Geflüchtete aus der Ukraine (Aufenthaltserlaubnis nach § 24): Wichtig ist, welche Leistung Sie beziehen. Wer Bürgergeld vom Jobcenter erhält, bekommt kein Wohngeld – die Wohnkosten sind im Bürgergeld bereits enthalten. Nur wer arbeitet und kein Bürgergeld bezieht, aber trotzdem knapp bei Kasse ist, kann bei der Wohngeldbehörde Wohngeld beantragen. Legen Sie dann Aufenthaltstitel, Arbeitsvertrag und Einkommensnachweise vor.

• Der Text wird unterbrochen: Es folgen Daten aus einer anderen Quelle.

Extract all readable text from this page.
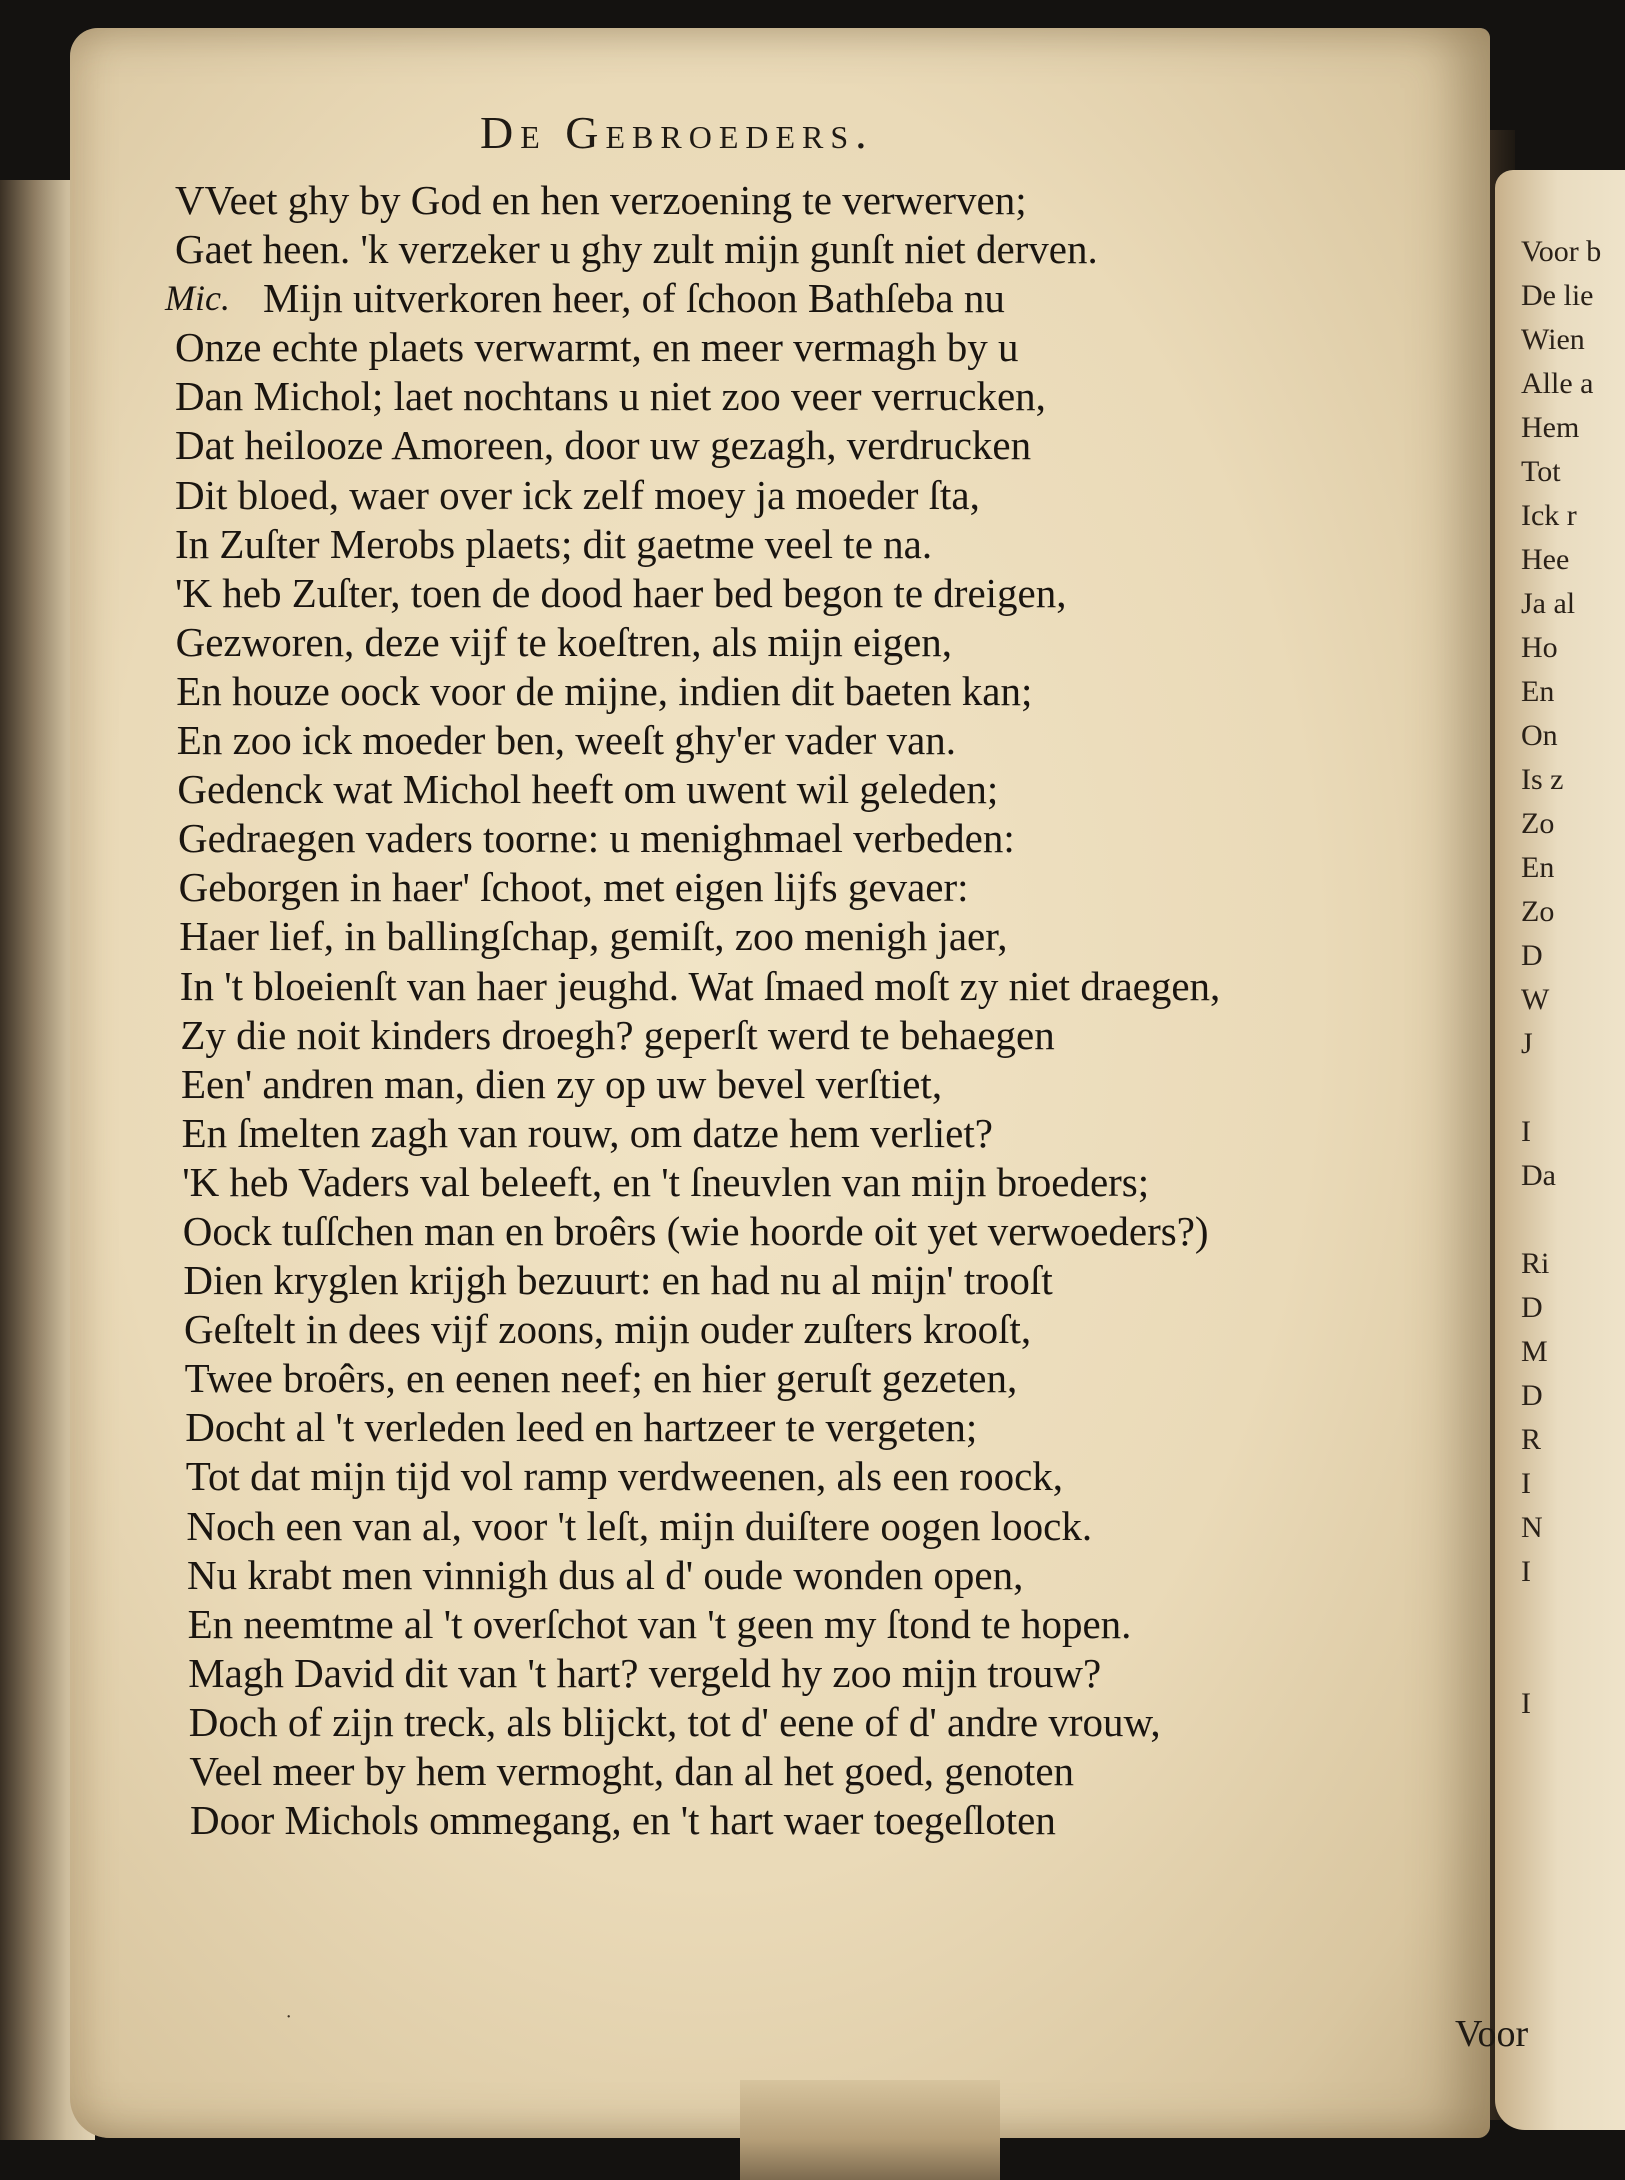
Voor b
De lie
Wien
Alle a
Hem
Tot
Ick r
Hee
Ja al
Ho
En
On
Is z
Zo
En
Zo
D
W
J
I
Da
Ri
D
M
D
R
I
N
I
I
De Gebroeders.
VVeet ghy by God en hen verzoening te verwerven;
Gaet heen. 'k verzeker u ghy zult mijn gunſt niet derven.
Mic. Mijn uitverkoren heer, of ſchoon Bathſeba nu
Onze echte plaets verwarmt, en meer vermagh by u
Dan Michol; laet nochtans u niet zoo veer verrucken,
Dat heilooze Amoreen, door uw gezagh, verdrucken
Dit bloed, waer over ick zelf moey ja moeder ſta,
In Zuſter Merobs plaets; dit gaetme veel te na.
'K heb Zuſter, toen de dood haer bed begon te dreigen,
Gezworen, deze vijf te koeſtren, als mijn eigen,
En houze oock voor de mijne, indien dit baeten kan;
En zoo ick moeder ben, weeſt ghy'er vader van.
Gedenck wat Michol heeft om uwent wil geleden;
Gedraegen vaders toorne: u menighmael verbeden:
Geborgen in haer' ſchoot, met eigen lijfs gevaer:
Haer lief, in ballingſchap, gemiſt, zoo menigh jaer,
In 't bloeienſt van haer jeughd. Wat ſmaed moſt zy niet draegen,
Zy die noit kinders droegh? geperſt werd te behaegen
Een' andren man, dien zy op uw bevel verſtiet,
En ſmelten zagh van rouw, om datze hem verliet?
'K heb Vaders val beleeft, en 't ſneuvlen van mijn broeders;
Oock tuſſchen man en broêrs (wie hoorde oit yet verwoeders?)
Dien kryglen krijgh bezuurt: en had nu al mijn' trooſt
Geſtelt in dees vijf zoons, mijn ouder zuſters krooſt,
Twee broêrs, en eenen neef; en hier geruſt gezeten,
Docht al 't verleden leed en hartzeer te vergeten;
Tot dat mijn tijd vol ramp verdweenen, als een roock,
Noch een van al, voor 't leſt, mijn duiſtere oogen loock.
Nu krabt men vinnigh dus al d' oude wonden open,
En neemtme al 't overſchot van 't geen my ſtond te hopen.
Magh David dit van 't hart? vergeld hy zoo mijn trouw?
Doch of zijn treck, als blijckt, tot d' eene of d' andre vrouw,
Veel meer by hem vermoght, dan al het goed, genoten
Door Michols ommegang, en 't hart waer toegeſloten
˙	Voor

Andere Aufenthaltstitel: Menschen mit Niederlassungserlaubnis oder einer Aufenthaltserlaubnis zu Arbeit, Familie oder aus humanitären Gründen sind in der Regel wohngeldberechtigt, sofern sie sich tatsächlich in Deutschland aufhalten. In der Regel kein Wohngeld gibt es dagegen bei bestimmten befristeten Titeln – etwa:
- zur Ausbildungs- oder Arbeitsplatzsuche
- bei der Chancenkarte
- für ein studienbezogenes Praktikum
- für den Europäischen Freiwilligendienst
Im Zweifel fragen Sie Ihre Wohngeldbehörde, ob Ihr konkreter Titel zählt.
Häufige Fragen
Wo kann ich Wohngeld beantragen?
Bei der Wohngeldbehörde Ihrer Stadt-, Gemeinde-, Amts- oder Kreisverwaltung – oft im Rathaus, Bürgeramt oder Landratsamt. Die Behörde am Ort Ihrer Wohnung ist zuständig. Viele Kommunen bieten den Antrag inzwischen auch online an.
Wie viel Wohngeld bekomme ich?
Im Durchschnitt rund 370 Euro pro Monat und Haushalt (Stand 2026). Die genaue Höhe hängt von Haushaltsgröße, Einkommen, Miethöhe und Mietstufe Ihres Wohnorts ab. Ein erster Anhaltspunkt: der Wohngeldrechner des BMWSB.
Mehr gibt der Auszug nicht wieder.